Basically, support vector regression is a discriminative regression technique much like any other discriminative regression technique. You give it a set of input vectors and associated responses, and it fits a model to try and predict the response given a new input vector. Kernel SVR, on the other hand, applies one of many transformations to your data set prior to the learning step. This allows it to pick up nonlinear trends in the data set, unlike e.g. linear regression. A good kernel to start with would probably be the Gaussian RBF -- it will have a hyperparameter you can tune, so try out a couple values. And then when you get a feeling for what's going on you can try out other kernels.
With a time series, an import step is determining what your "feature vector" ${\bf x}$ will be; each $x_i$ is called a "feature" and can be calculated from present or past data, and each $y_i$, the response, will be the future change over some time period of whatever you're trying to predict. Take a stock for example. You have prices over time. Maybe your features are a.) the 200MA-30MA spread and b.) 20-day volatility, so you calculate each ${\bf x_t}$ at each point in time, along with $y_t$, the (say) following week's return on that stock. Thus, your SVR learns how to predict the following week's return based on the present MA spread and 20-day vol. (This strategy won't work, so don't get too excited ;)).

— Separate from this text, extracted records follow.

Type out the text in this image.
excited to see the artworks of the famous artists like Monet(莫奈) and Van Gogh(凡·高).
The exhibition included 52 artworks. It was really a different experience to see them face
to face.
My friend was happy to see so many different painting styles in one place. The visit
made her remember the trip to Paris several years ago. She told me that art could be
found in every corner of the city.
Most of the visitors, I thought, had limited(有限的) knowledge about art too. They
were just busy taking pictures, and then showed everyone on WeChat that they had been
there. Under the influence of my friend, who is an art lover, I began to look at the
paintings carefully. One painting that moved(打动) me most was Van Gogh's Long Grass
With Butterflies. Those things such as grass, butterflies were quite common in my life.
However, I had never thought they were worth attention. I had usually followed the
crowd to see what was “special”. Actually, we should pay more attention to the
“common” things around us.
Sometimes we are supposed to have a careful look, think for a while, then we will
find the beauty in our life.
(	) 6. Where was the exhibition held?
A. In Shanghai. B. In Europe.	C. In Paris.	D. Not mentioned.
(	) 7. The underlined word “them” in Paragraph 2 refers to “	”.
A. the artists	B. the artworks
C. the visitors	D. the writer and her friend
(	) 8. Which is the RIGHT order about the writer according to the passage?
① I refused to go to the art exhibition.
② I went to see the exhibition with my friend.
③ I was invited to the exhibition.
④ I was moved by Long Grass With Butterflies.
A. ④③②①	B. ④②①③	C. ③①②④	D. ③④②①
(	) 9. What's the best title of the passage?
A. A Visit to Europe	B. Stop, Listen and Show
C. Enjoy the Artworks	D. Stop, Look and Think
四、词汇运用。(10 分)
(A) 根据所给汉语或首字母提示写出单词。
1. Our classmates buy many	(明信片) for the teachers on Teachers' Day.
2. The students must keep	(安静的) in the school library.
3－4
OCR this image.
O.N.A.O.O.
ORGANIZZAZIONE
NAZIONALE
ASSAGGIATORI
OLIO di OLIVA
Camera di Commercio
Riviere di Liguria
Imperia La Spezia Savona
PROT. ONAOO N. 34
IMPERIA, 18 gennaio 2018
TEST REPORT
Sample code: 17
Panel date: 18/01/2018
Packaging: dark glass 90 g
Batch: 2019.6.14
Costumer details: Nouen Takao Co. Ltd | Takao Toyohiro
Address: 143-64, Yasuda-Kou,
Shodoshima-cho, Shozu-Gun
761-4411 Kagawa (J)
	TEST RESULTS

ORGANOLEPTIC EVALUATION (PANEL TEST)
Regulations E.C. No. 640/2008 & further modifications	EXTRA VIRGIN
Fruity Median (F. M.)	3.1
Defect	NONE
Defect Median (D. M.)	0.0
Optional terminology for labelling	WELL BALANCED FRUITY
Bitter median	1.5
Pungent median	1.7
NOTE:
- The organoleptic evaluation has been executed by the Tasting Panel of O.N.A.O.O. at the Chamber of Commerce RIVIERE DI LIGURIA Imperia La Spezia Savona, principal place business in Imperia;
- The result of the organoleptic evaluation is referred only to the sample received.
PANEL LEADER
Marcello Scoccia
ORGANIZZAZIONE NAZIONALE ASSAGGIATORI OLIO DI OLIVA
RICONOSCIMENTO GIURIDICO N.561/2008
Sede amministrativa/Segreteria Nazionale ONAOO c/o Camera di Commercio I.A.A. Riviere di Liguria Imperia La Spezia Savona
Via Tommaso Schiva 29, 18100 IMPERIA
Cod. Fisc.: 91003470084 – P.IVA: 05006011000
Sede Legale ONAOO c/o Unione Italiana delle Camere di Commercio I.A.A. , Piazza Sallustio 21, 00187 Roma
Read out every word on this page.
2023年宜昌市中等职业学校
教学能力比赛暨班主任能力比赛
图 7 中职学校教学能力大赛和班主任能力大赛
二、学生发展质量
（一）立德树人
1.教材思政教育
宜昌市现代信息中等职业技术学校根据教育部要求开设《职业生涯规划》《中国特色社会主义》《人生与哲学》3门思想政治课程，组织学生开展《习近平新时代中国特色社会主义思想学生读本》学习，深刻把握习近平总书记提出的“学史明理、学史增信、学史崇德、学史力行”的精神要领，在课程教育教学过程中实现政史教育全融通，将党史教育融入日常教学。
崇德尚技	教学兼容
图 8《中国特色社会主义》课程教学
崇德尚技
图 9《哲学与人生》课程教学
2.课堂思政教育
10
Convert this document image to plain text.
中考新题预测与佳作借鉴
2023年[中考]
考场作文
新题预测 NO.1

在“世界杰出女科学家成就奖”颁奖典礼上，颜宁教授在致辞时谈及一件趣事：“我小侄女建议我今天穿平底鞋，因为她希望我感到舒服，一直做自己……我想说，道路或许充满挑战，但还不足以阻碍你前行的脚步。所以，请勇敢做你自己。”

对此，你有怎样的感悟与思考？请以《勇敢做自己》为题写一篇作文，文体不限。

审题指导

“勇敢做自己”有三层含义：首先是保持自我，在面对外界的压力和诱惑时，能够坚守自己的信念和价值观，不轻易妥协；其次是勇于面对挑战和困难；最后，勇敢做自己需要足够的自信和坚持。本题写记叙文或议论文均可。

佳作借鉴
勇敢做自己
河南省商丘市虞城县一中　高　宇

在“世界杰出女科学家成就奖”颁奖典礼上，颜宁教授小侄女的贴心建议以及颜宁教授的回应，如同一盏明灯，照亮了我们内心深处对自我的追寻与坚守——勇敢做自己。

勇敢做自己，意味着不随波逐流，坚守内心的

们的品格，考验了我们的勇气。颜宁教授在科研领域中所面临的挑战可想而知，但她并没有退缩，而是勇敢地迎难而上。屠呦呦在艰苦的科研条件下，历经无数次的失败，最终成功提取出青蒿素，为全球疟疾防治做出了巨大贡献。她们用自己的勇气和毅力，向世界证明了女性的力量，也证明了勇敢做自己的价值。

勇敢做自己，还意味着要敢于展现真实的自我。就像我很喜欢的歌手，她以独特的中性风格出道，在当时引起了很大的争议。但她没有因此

If the papers you read were too difficult, you probably don't want to try to implement an SVM yourself, as it can be complicated. IIRC there is a "kernlab" package for R that has a Kernel SVM implementation with a number of kernels included, so that would provide a quick way to get up and running.
Best Answer
The issue here is that the concept of input and output features don't necessarily exist for time series analysis, at least not in the conventional sense.
For instance, let's say you have features at time t that you are using to predict stock price at time t+1, e.g. price of S&P 500, earnings per share, etc.
To be able to calculate the stock price at time t+1, this necessitates knowing what the values of your explanatory variables are at t + 1 as well.
If you are looking to incorporate the features in forecasting the stock price, then one potential way to do that is by using a standard OLS regression corrected for serial correlation, i.e. correlation between residuals at time t and t+1. By correcting for serial correlation with a suitable remedy (e.g. Cochrane-Orcutt), then this may result in improvements to estimates of stock price with OLS.
However, let us suppose that you wish to use an ML-based model. The first consideration is that the model must be set up to take into account the sequential nature of time series data. For instance, a long-short term memory network (LSTM) is a specialized neural network that is designed for this purpose.
This is an example of electricity consumption prediction with an LSTM, where highly volatile data was modelled using the LSTM with reasonably high standards of accuracy.
In that specific example, x was equal to t-50, with y = t. So, no external predictors were used, rather the time series itself was used as the input and output across different time periods.
Here is a separate example of how LSTM can be run through TensorFlow using R.
A good idea may be to run both instances and compare models. You may find that predicting the time series in its own right without external predictors yields more accurate results.